Walsh y yo salimos del bar a unas calles intemporales, suspendidas entre la luz y la oscuridad. Todo era de un blanco cegador o de un negro mortal, con los bordes esfumados y cenicientos, como en las películas antiguas. Por un momento no distinguí si era de día o de noche. En otro instante sobrecogedor, no supe dónde estaba.

Entonces la mano de Walsh se apoyó en mi hombro y todo empezó a encajar.

—Tengo que dormir un poco —dije.

—Sé de qué va.

Volvimos andando hasta su coche, que estaba en uno de esos aparcamientos estrechos del centro, donde parece que a duras penas caben ocho, pero donde los guardas meten veinte en fila.

—Te llamo —dije.

—Al diablo contigo. Sube al coche, Lewis.

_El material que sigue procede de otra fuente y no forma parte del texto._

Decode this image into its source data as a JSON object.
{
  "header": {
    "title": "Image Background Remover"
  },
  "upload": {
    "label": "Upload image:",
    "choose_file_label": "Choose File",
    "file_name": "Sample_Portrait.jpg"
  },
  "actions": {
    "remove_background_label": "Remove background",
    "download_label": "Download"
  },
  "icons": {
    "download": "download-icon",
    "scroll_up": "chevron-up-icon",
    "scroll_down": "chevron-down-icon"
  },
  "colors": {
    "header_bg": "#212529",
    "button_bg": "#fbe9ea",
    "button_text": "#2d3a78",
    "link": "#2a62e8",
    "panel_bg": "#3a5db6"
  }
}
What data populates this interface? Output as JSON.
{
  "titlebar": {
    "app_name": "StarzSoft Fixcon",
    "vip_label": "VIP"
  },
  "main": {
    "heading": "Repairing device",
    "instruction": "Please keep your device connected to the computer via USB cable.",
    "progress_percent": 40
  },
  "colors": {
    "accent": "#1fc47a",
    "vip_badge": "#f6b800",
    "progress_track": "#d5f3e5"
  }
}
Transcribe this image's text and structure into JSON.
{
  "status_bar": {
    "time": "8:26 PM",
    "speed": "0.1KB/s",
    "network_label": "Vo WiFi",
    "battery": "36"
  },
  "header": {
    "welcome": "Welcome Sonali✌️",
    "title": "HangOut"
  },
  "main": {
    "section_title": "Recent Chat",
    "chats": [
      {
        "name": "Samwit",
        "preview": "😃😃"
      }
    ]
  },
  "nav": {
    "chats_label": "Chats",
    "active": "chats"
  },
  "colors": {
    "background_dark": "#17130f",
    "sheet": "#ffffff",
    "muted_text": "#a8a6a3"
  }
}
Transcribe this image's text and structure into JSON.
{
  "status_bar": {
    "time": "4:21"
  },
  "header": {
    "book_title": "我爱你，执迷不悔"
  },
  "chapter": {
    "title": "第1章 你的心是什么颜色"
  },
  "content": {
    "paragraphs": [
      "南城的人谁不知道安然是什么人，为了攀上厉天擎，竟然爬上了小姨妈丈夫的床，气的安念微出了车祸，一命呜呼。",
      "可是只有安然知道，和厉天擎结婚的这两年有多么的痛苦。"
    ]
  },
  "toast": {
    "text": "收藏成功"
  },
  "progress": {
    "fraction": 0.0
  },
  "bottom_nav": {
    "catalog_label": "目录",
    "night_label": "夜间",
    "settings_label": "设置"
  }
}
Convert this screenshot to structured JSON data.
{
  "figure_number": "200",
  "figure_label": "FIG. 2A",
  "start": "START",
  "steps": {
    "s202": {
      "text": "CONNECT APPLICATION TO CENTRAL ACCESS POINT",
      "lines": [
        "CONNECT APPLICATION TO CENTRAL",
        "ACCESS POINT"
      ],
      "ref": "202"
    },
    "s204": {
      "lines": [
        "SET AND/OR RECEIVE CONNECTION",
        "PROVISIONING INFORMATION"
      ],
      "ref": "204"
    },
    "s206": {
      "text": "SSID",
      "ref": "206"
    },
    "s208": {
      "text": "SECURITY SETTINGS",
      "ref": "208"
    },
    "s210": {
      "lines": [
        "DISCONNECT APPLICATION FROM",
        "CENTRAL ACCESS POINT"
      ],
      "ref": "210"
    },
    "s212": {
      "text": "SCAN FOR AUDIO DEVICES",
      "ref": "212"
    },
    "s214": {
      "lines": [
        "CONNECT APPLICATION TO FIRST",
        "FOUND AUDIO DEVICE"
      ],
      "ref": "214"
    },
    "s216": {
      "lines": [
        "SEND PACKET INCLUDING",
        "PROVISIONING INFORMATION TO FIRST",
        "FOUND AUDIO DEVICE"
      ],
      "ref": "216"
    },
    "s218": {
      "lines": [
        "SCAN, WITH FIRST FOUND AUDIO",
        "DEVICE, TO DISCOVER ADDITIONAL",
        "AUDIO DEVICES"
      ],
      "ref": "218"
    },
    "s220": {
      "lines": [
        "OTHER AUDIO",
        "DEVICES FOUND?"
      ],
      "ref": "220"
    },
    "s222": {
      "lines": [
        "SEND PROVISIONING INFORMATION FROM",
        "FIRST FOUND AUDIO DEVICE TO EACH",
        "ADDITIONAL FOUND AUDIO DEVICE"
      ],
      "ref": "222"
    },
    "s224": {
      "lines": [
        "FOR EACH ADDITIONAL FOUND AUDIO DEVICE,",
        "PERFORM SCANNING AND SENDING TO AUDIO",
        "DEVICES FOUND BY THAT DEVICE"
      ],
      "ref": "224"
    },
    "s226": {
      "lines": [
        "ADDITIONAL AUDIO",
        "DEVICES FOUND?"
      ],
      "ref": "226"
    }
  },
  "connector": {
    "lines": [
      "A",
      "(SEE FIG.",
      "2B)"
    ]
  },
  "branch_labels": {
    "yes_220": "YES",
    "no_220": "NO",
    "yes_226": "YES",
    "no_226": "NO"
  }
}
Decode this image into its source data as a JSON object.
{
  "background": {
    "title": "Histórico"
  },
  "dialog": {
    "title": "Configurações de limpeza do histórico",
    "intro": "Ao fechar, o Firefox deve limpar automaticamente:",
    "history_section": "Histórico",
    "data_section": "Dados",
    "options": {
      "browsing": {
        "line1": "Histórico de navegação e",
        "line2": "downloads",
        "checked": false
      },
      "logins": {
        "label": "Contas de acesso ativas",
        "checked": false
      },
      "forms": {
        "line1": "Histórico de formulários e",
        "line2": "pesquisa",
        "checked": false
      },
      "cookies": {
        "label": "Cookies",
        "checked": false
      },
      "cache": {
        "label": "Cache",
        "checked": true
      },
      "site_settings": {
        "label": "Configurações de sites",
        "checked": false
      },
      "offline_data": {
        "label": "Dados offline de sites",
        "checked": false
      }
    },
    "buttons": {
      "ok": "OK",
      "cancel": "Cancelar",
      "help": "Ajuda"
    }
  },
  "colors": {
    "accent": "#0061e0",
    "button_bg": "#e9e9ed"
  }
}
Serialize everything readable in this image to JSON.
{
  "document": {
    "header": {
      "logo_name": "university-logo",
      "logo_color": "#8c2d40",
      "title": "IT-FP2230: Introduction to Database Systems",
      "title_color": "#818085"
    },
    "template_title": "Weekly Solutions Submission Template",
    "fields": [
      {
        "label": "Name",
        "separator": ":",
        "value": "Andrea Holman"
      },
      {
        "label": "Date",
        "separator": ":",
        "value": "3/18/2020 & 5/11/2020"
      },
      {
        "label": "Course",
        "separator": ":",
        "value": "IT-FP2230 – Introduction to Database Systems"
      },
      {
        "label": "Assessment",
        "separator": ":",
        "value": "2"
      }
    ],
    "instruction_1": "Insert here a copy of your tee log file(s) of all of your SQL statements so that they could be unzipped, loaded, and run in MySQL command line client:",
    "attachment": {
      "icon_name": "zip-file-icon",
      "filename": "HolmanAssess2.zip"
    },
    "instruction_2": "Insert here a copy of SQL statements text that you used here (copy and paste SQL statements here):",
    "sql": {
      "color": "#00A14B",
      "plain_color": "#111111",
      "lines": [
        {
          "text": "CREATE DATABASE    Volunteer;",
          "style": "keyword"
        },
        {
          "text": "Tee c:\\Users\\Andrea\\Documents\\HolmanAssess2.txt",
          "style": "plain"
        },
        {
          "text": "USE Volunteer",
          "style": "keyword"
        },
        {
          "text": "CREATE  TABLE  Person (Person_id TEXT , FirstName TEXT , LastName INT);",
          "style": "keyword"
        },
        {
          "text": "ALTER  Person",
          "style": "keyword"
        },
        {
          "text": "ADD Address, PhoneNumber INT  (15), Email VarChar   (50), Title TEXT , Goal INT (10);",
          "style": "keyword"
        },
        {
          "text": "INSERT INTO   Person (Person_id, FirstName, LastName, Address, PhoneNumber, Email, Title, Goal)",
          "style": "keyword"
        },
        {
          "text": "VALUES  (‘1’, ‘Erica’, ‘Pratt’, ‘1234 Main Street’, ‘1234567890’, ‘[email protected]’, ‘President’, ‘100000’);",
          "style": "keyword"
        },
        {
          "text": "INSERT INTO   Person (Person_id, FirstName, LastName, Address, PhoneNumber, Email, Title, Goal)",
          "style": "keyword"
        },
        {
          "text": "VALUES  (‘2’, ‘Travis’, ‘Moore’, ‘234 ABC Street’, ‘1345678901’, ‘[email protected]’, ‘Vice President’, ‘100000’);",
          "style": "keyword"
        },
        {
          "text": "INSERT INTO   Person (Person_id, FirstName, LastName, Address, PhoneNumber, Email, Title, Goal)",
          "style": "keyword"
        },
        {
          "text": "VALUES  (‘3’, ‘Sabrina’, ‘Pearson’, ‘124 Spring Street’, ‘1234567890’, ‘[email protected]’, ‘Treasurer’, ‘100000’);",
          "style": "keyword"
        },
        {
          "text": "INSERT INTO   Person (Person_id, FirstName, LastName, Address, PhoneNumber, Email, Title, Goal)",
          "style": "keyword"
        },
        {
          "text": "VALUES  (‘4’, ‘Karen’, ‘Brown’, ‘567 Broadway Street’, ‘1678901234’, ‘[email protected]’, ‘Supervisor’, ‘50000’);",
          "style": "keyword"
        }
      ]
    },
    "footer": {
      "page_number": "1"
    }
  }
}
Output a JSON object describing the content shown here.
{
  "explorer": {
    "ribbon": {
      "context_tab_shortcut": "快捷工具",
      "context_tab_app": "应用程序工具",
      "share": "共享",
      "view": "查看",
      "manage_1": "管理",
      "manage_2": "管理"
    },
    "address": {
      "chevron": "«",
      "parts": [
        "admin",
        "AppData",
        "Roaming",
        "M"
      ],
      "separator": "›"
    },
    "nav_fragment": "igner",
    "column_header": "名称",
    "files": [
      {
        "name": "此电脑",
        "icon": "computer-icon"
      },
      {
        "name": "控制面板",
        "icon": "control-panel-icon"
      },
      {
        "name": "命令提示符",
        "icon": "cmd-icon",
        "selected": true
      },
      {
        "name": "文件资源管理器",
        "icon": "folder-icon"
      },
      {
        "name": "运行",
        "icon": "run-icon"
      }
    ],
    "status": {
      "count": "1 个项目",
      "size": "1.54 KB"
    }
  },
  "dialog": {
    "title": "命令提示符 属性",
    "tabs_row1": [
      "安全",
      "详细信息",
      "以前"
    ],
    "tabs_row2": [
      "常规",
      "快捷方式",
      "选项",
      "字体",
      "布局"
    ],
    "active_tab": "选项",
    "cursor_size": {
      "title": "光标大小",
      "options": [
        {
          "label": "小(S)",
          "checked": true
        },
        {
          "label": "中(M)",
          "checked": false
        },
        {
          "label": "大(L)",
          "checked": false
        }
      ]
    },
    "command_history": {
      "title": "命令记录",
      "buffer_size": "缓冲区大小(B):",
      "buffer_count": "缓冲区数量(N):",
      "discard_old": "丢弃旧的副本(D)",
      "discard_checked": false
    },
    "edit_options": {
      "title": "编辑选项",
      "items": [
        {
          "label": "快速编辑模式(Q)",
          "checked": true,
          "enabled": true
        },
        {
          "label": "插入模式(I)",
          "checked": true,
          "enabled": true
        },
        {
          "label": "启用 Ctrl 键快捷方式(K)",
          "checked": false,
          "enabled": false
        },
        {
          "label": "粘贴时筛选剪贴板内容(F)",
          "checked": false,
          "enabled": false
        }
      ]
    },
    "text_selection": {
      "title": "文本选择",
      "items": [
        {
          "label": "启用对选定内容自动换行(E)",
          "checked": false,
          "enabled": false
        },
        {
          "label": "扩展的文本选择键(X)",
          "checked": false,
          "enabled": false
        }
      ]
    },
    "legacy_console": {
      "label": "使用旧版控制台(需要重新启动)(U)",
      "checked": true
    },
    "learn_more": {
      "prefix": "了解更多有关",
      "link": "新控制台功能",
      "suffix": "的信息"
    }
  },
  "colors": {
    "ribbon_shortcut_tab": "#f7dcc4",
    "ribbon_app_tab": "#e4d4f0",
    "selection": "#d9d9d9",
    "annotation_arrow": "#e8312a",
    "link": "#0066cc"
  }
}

—Voy a caminar. A aclarar las ideas.

—Vaya, ¿te crees que estás en la playa?

—Entonces será mejor que vigile dónde piso.

Walsh se echó a reír.

Meses antes, un avión se había caído en el lago Pontchartrain y hacían furor los cuentos de bañistas que pisaban cabezas cortadas mientras chapoteaban hacia las aguas profundas. Al parecer, por eso cerraron temporalmente la playa. Sin embargo, el problema real era la contaminación, las aguas servidas y los desechos industriales que vertíamos en el lago. Las autoridades habían estado jugando a abrirla y cerrarla durante años, antes de que la clausuraran definitivamente. Siempre me pregunté qué suerte habían corrido todos los paseos y los edificios que se construyeron allí.

Me despedí con una burla de saludo militar y me dirigí a Poydras. Vigilando dónde pisaba.

En coche, en autobús, a pie o en tranvía, la gente huía como una exhalación del centro, como el aire de un globo pinchado.

Doblé por Magazine y, mientras caminaba lentamente, comprendí que todo lo que giraba a mi alrededor era un mundo, una vida, que nunca conocería. La familia, el hogar al que se vuelve o se abandona, el trabajo fijo, el sueldo, la rutina, las citas, la seguridad. La vida de un pez me resultaría mucho menos ajena. No sabía qué decía sobre mí e ignoraba mis sentimientos al respecto, pero sabía que era cierto.

Me acercaba a un cruce cuando un hombre vestido con un traje mugriento dobló la esquina del edificio que había delante y se interpuso en mi camino. Doblado por los años, se me quedó mirando con sus enrojecidos y yermos ojos. Apretaba contra su pecho un libro de bolsillo tan manchado y harapiento como su traje. «¿Usted es uno de los de verdad, o no?», preguntó. Al cabo de un momento, como yo no respondía, siguió andando y reanudó su conversación sotto voce.

Me recorrió un escalofrío. De algún modo, sentí con esa comprensión desconcertante y tácita que tenemos en los sueños que acababa de vislumbrar a uno de mis yos posibles en el futuro.